I do not have kids in the house spilling stuff, nor do we wear our shoes in the house, so I do it when I have time. I do things with my Nana, do stuff at church, have friends. I spend time with them which I find more valuable (people) than mopping my floor. Sure if I am not doing anything I mop the floor, but if a friend called me last night and wants to get together in the afternoon, I am gong to see my friend regardless of if I get a chance to get to my floor. My floor will be there tomorrow, no one is going to take it away from me.

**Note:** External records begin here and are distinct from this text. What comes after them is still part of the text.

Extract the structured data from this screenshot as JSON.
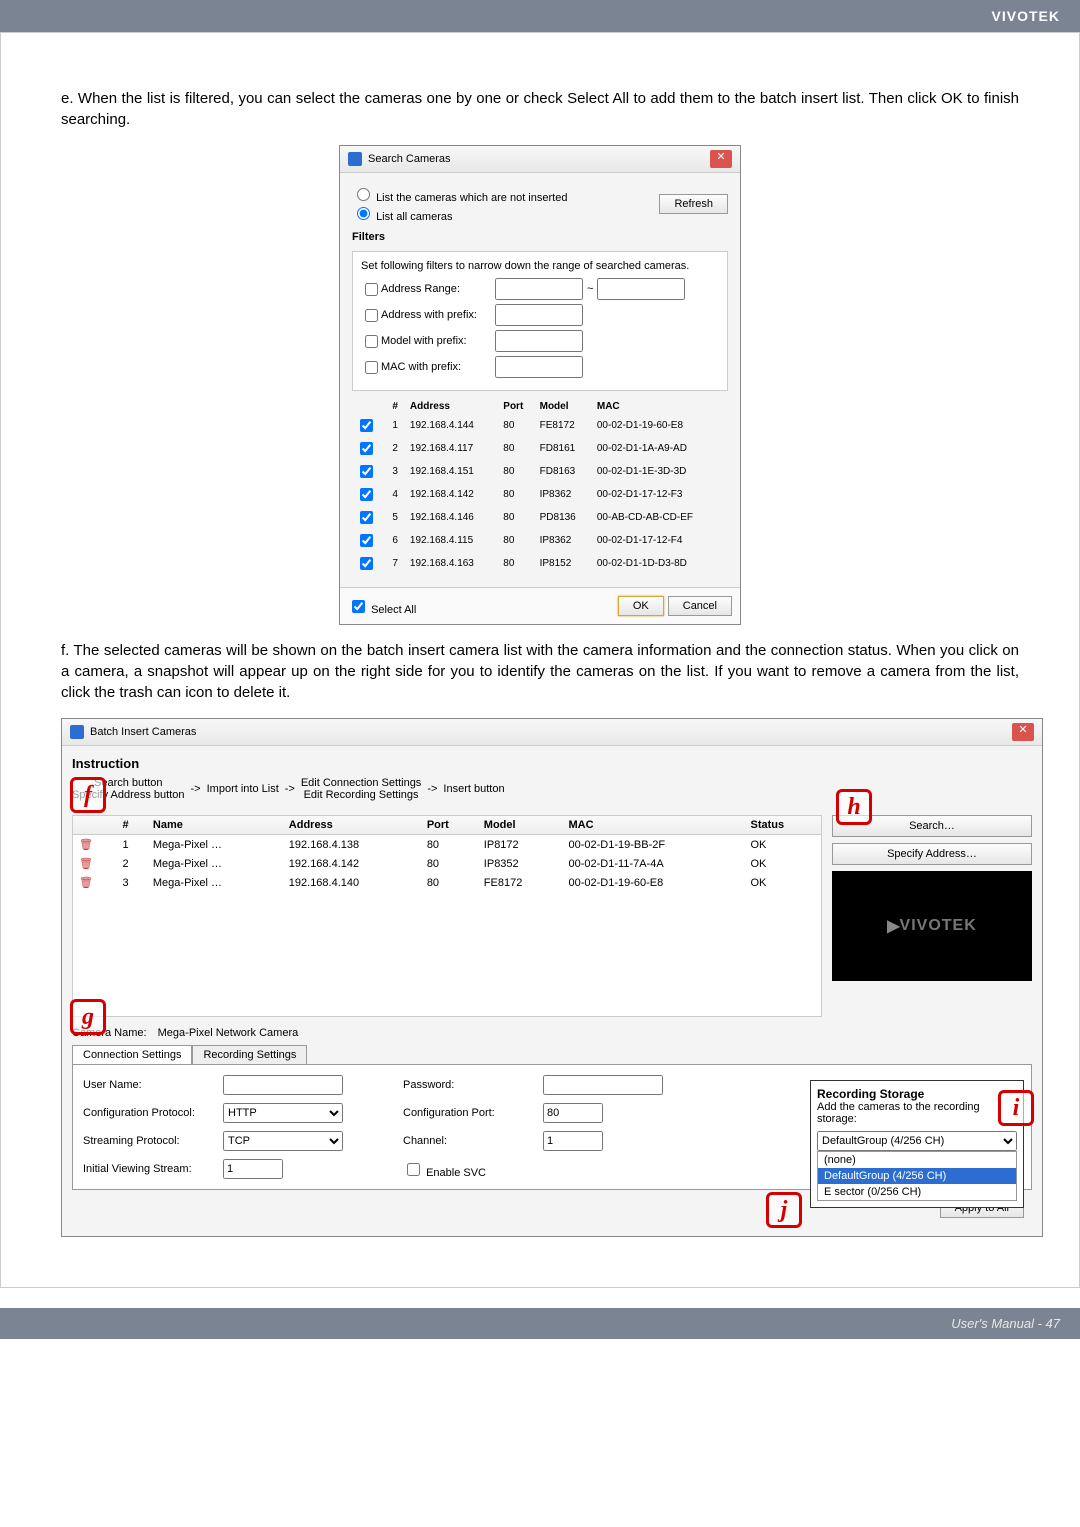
{
  "header": {
    "brand": "VIVOTEK"
  },
  "para_e": "e. When the list is filtered, you can select the cameras one by one or check Select All to add them to the batch insert list. Then click OK to finish searching.",
  "para_f": "f. The selected cameras will be shown on the batch insert camera list with the camera information and the connection status. When you click on a camera, a snapshot will appear up on the right side for you to identify the cameras on the list. If you want to remove a camera from the list, click the trash can icon to delete it.",
  "searchDialog": {
    "title": "Search Cameras",
    "opt1": "List the cameras which are not inserted",
    "opt2": "List all cameras",
    "refresh": "Refresh",
    "filtersTitle": "Filters",
    "filtersHint": "Set following filters to narrow down the range of searched cameras.",
    "f_addrRange": "Address Range:",
    "f_addrPrefix": "Address with prefix:",
    "f_modelPrefix": "Model with prefix:",
    "f_macPrefix": "MAC with prefix:",
    "tilde": "~",
    "th_num": "#",
    "th_addr": "Address",
    "th_port": "Port",
    "th_model": "Model",
    "th_mac": "MAC",
    "rows": [
      {
        "n": "1",
        "addr": "192.168.4.144",
        "port": "80",
        "model": "FE8172",
        "mac": "00-02-D1-19-60-E8"
      },
      {
        "n": "2",
        "addr": "192.168.4.117",
        "port": "80",
        "model": "FD8161",
        "mac": "00-02-D1-1A-A9-AD"
      },
      {
        "n": "3",
        "addr": "192.168.4.151",
        "port": "80",
        "model": "FD8163",
        "mac": "00-02-D1-1E-3D-3D"
      },
      {
        "n": "4",
        "addr": "192.168.4.142",
        "port": "80",
        "model": "IP8362",
        "mac": "00-02-D1-17-12-F3"
      },
      {
        "n": "5",
        "addr": "192.168.4.146",
        "port": "80",
        "model": "PD8136",
        "mac": "00-AB-CD-AB-CD-EF"
      },
      {
        "n": "6",
        "addr": "192.168.4.115",
        "port": "80",
        "model": "IP8362",
        "mac": "00-02-D1-17-12-F4"
      },
      {
        "n": "7",
        "addr": "192.168.4.163",
        "port": "80",
        "model": "IP8152",
        "mac": "00-02-D1-1D-D3-8D"
      }
    ],
    "selectAll": "Select All",
    "ok": "OK",
    "cancel": "Cancel"
  },
  "batchDialog": {
    "title": "Batch Insert Cameras",
    "instrTitle": "Instruction",
    "flow": {
      "c1a": "Search button",
      "c1b": "Specify Address button",
      "arrow": "->",
      "c2": "Import into List",
      "c3a": "Edit Connection Settings",
      "c3b": "Edit Recording Settings",
      "c4": "Insert button"
    },
    "th_num": "#",
    "th_name": "Name",
    "th_addr": "Address",
    "th_port": "Port",
    "th_model": "Model",
    "th_mac": "MAC",
    "th_status": "Status",
    "rows": [
      {
        "n": "1",
        "name": "Mega-Pixel …",
        "addr": "192.168.4.138",
        "port": "80",
        "model": "IP8172",
        "mac": "00-02-D1-19-BB-2F",
        "status": "OK"
      },
      {
        "n": "2",
        "name": "Mega-Pixel …",
        "addr": "192.168.4.142",
        "port": "80",
        "model": "IP8352",
        "mac": "00-02-D1-11-7A-4A",
        "status": "OK"
      },
      {
        "n": "3",
        "name": "Mega-Pixel …",
        "addr": "192.168.4.140",
        "port": "80",
        "model": "FE8172",
        "mac": "00-02-D1-19-60-E8",
        "status": "OK"
      }
    ],
    "searchBtn": "Search…",
    "specifyBtn": "Specify Address…",
    "previewText": "VIVOTEK",
    "camNameLabel": "Camera Name:",
    "camNameValue": "Mega-Pixel Network Camera",
    "tab1": "Connection Settings",
    "tab2": "Recording Settings",
    "form": {
      "userName": "User Name:",
      "password": "Password:",
      "confProto": "Configuration Protocol:",
      "confProtoVal": "HTTP",
      "confPort": "Configuration Port:",
      "confPortVal": "80",
      "streamProto": "Streaming Protocol:",
      "streamProtoVal": "TCP",
      "channel": "Channel:",
      "channelVal": "1",
      "initStream": "Initial Viewing Stream:",
      "initStreamVal": "1",
      "enableSVC": "Enable SVC",
      "applyAll": "Apply to All"
    },
    "storage": {
      "title": "Recording Storage",
      "hint": "Add the cameras to the recording storage:",
      "selected": "DefaultGroup (4/256 CH)",
      "opts": [
        "(none)",
        "DefaultGroup (4/256 CH)",
        "E sector (0/256 CH)"
      ]
    }
  },
  "labels": {
    "f": "f",
    "g": "g",
    "h": "h",
    "i": "i",
    "j": "j"
  },
  "footer": "User's Manual - 47"
}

I set goals for myself. Like my exercise, I NEED to do 4 miles on the treadmill and 20 minutes on the bowflex. I turn the TV or radio on and just do it. If I need to slow the pace, I do. If not I keep going until I am done. I notice with having the TV on, it really makes the time go by fast. When I clean, I just say I am going to spend 4-8 hours cleaning a week (depends on my school work load). I usually just set aside one day(laundry or errands not included in that time) So I scrub, wipe, dust, straighten, vacuum, sanitize, organize and at the end of that time, I am
done REGARDLESS of the chores being completed or not. I have learned not to be a slave to my home or look around and be like well geez I spent all this time and I still did not do X. Y and Z. Nope, not anymore! It just makes me feel down. My house is not immaculate nor is it a mess. I go to school full time and if I just clean, run errands, etc all the time, I do not feel human. I need to spend time with Nana because when I do I see what joy it brings her. I get together with friends to get back to reality, laugh and share with them. Just buzzing around "doing things" and keeping a mental list of what I need to do or was unable to do is not good. We are social and NEED people in our lives. Forget this recluse thing of cleaning and organizing being stuck at home after going to class and doing homework. I need to do something for someone else, I need to laugh with some friends, I need to have a relationship that is beyond my computer, school books, swiffer, or toilet brush. Trust me, moaping around the house when I felt down already did not make me feel any better. I needed a change of scene and routine. Do not get me wrong I love my husband and enjoy spending time with him but I know he needs his time and just having the same routine every evening gets boring. Sometimes we hit the library, walk, go window shopping, run errands together, take the dogs to the dog park, anything to get out of the house. Sometimes I meet friends for lunch or a decaf. I try to get out of doing the same ol, same ol. It is hard when school is in session because I am at my syllabuses mercy, but I try to shake it up even then by studying at the school, public library or the coffee house. I noticed when I fall into what I call the "robot mode" that is when I feel depressed. I can sit in my studio all day long, shuffling things here and there, work on some projects (and I will tell you oil painting DRAGS on because it takes SOOOO long for the paint to dry) and feel like I did not accomplish anything. If I did that everyday, I would be a wreck! (plus I would run out of places for the canvases to cure!) I need to feel alive, so changing the scene and routine, getting together with people, helping people has made me feel more productive and alive.
I have spend enough time in my studio this morning (on site, emails and typing a scholarship letter) so I must change my routine and do my grocery shopping. Oh yeah, my floor still needs to get scrubbed!